Viscosity‐coupled curing simulation model for L‐shaped composites considering flow and compaction

Computational methods provide effective tools for the prediction of the curing behavior of composites, especially for large‐scale complex composite structures. The flow‐compaction analysis during curing receives insufficient attention in current studies. In this work, an integrated framework considering the heat transfer, the cross‐linking reaction, the flow and compaction, and the stress–strain module is established. A comprehensive resin flow termination criterion is proposed. L‐shaped composites with a stacking layer of [45/90/−45/0]s were fabricated, and the good agreement between the experimentally measured and the numerically predicted contour data validated the current model. Compared with Hubert's model, the prediction accuracy of the thickness and fiber volume content increases by 4.24% and 3.92%, respectively. Correlation analysis between the fiber volume ratio predicted by numerical methods and experimental results (94% for this method, −41% for Hubert's model) demonstrates the well‐capture of nonuniform fiber distribution in curved composites for the current strategy.

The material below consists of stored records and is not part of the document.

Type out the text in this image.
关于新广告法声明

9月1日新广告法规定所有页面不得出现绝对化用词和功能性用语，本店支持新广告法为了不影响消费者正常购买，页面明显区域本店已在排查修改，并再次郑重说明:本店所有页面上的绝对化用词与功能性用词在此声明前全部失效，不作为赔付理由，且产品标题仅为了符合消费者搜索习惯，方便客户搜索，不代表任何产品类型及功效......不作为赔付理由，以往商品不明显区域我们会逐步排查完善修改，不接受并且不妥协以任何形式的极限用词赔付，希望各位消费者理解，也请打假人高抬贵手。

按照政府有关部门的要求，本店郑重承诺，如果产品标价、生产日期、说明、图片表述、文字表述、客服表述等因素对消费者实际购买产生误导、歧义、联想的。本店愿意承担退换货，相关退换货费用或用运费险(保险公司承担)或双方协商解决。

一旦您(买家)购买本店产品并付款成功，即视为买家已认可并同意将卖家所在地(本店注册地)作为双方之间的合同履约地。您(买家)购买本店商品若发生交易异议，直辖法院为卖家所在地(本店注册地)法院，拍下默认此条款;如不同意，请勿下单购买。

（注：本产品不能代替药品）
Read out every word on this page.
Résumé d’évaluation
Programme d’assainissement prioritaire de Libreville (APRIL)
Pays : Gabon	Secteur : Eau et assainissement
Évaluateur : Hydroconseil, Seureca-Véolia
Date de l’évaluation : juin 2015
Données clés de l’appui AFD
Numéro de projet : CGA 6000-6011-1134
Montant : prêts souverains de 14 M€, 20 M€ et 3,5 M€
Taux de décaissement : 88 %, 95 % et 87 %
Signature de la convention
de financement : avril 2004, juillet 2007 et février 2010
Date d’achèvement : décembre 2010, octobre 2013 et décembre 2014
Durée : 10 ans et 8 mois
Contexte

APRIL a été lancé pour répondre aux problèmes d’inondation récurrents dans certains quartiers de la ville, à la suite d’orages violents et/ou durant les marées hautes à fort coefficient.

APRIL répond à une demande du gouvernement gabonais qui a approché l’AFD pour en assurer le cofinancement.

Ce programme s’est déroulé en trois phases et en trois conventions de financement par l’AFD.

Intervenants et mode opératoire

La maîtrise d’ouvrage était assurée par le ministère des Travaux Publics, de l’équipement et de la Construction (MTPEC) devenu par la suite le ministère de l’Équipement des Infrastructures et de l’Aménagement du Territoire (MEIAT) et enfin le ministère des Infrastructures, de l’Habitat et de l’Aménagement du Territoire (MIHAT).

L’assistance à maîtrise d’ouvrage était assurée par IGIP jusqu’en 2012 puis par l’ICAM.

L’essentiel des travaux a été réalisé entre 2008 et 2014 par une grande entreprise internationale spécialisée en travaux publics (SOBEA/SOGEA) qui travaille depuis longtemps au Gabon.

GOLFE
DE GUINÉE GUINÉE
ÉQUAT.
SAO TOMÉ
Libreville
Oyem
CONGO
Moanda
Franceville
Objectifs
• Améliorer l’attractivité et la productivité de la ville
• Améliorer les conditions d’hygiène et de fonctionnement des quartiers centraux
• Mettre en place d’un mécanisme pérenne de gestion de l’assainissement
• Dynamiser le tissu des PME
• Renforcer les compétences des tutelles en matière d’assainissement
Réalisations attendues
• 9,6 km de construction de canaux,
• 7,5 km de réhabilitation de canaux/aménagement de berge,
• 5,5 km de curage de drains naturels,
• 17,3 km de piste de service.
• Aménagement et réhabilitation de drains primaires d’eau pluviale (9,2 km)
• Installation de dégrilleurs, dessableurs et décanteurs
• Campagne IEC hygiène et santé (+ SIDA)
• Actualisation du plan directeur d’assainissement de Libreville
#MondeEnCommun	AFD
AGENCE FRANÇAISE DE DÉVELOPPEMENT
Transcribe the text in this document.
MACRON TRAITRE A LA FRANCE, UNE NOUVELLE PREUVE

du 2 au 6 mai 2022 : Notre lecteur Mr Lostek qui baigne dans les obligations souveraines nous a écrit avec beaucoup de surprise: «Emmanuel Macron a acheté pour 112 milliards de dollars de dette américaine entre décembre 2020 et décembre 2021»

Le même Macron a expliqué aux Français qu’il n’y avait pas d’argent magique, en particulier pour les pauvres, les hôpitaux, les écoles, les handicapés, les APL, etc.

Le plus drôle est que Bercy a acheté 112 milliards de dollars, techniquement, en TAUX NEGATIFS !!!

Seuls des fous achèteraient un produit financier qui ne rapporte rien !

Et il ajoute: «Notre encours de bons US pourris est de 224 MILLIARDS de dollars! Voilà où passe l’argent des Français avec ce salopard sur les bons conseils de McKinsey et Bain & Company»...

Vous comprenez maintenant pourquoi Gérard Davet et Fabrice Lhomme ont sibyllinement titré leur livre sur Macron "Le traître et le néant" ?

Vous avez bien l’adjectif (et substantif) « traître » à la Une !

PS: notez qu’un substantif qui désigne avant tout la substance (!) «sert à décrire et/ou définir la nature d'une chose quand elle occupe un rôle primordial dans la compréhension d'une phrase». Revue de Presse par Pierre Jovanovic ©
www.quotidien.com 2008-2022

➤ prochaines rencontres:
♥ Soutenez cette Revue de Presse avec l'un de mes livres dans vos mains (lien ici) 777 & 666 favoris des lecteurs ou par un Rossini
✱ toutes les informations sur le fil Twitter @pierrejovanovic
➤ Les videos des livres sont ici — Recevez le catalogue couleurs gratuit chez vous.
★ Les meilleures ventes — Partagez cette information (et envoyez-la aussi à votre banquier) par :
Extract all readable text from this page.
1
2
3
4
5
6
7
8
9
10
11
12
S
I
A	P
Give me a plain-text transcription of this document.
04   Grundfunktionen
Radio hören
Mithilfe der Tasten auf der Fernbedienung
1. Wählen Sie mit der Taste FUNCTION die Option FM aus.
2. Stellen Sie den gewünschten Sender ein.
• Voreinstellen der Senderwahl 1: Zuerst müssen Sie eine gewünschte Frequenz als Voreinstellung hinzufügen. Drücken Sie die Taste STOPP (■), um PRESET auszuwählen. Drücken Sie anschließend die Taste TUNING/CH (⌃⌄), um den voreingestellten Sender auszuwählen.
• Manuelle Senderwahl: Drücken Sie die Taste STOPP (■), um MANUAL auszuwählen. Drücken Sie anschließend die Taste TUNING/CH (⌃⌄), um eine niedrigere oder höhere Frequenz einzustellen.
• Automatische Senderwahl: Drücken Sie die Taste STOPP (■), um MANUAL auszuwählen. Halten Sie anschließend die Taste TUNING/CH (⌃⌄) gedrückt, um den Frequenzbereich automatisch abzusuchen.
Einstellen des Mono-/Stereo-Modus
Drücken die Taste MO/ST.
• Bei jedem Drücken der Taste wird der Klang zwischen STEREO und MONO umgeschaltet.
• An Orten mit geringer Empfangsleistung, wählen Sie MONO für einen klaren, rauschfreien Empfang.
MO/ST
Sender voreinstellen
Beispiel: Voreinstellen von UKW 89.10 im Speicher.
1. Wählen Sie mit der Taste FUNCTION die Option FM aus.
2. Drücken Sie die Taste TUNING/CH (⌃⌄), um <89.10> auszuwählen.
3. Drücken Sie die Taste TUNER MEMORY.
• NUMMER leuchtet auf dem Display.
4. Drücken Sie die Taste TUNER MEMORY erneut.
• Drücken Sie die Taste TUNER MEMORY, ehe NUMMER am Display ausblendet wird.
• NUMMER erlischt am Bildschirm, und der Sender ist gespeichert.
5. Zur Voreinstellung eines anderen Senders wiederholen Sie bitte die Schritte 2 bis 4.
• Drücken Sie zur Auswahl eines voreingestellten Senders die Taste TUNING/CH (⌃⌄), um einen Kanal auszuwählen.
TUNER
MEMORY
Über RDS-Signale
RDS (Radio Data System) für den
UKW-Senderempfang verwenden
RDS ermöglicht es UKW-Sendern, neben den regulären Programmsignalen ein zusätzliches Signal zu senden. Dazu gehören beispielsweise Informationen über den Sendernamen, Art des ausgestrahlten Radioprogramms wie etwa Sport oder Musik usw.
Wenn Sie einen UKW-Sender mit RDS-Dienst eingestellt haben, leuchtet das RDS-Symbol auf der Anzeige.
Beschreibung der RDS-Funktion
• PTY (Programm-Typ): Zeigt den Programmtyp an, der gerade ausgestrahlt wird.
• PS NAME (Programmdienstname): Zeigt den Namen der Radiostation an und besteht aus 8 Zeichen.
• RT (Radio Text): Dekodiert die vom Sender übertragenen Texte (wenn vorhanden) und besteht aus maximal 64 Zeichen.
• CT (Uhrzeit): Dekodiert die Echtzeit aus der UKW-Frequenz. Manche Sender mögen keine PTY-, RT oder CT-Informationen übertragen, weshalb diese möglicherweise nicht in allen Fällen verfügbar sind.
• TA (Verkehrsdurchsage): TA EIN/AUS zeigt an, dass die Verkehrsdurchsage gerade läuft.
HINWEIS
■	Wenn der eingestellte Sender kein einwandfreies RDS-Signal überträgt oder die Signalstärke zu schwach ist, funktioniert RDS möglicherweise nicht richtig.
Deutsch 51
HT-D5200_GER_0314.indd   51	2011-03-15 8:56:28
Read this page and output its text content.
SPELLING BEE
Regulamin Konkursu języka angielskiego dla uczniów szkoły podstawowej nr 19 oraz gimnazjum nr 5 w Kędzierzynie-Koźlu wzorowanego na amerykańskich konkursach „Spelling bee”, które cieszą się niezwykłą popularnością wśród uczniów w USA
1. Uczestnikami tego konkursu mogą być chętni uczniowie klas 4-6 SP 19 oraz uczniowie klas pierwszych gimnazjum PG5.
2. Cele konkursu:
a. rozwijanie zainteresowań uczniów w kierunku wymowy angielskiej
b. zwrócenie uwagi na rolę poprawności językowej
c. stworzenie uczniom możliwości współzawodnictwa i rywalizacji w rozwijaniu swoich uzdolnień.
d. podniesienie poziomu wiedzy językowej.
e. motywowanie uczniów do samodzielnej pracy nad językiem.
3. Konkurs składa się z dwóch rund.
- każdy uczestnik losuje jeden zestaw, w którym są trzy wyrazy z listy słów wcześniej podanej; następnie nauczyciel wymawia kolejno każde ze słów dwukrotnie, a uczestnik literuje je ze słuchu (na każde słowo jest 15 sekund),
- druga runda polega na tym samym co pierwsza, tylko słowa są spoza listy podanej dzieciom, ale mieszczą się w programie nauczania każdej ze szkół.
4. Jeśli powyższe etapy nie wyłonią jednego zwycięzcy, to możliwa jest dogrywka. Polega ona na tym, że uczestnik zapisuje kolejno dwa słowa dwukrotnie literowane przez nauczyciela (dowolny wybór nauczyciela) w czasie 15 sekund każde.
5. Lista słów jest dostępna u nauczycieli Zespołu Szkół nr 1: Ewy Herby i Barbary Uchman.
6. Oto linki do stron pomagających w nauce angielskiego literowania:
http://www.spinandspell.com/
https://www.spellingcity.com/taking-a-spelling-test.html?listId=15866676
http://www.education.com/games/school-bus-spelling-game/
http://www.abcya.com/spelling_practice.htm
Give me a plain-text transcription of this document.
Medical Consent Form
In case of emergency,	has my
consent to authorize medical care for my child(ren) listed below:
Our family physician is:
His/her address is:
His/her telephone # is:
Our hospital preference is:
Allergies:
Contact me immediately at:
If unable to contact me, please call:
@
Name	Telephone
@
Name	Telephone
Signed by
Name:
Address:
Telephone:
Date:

The overall framework provides an accurate and promising tool for the prediction of the curing behavior of complex composite components. Highlights An integrated numerical methodology is proposed considering the resin flow and compaction. The viscosity‐temperature coupled feature of resin is considered in the permeability coefficients. A comprehensive resin flow termination criterion is proposed for an accurate prediction. The resin content, thickness, and spring‐in angle of L‐shaped laminates are characterized. The good correlation between the experimental and numerical results validates this method. Compared with the model proposed by Hubert, the prediction accuracy improves. An integrated curing simulation methodology considering resin flow and compaction.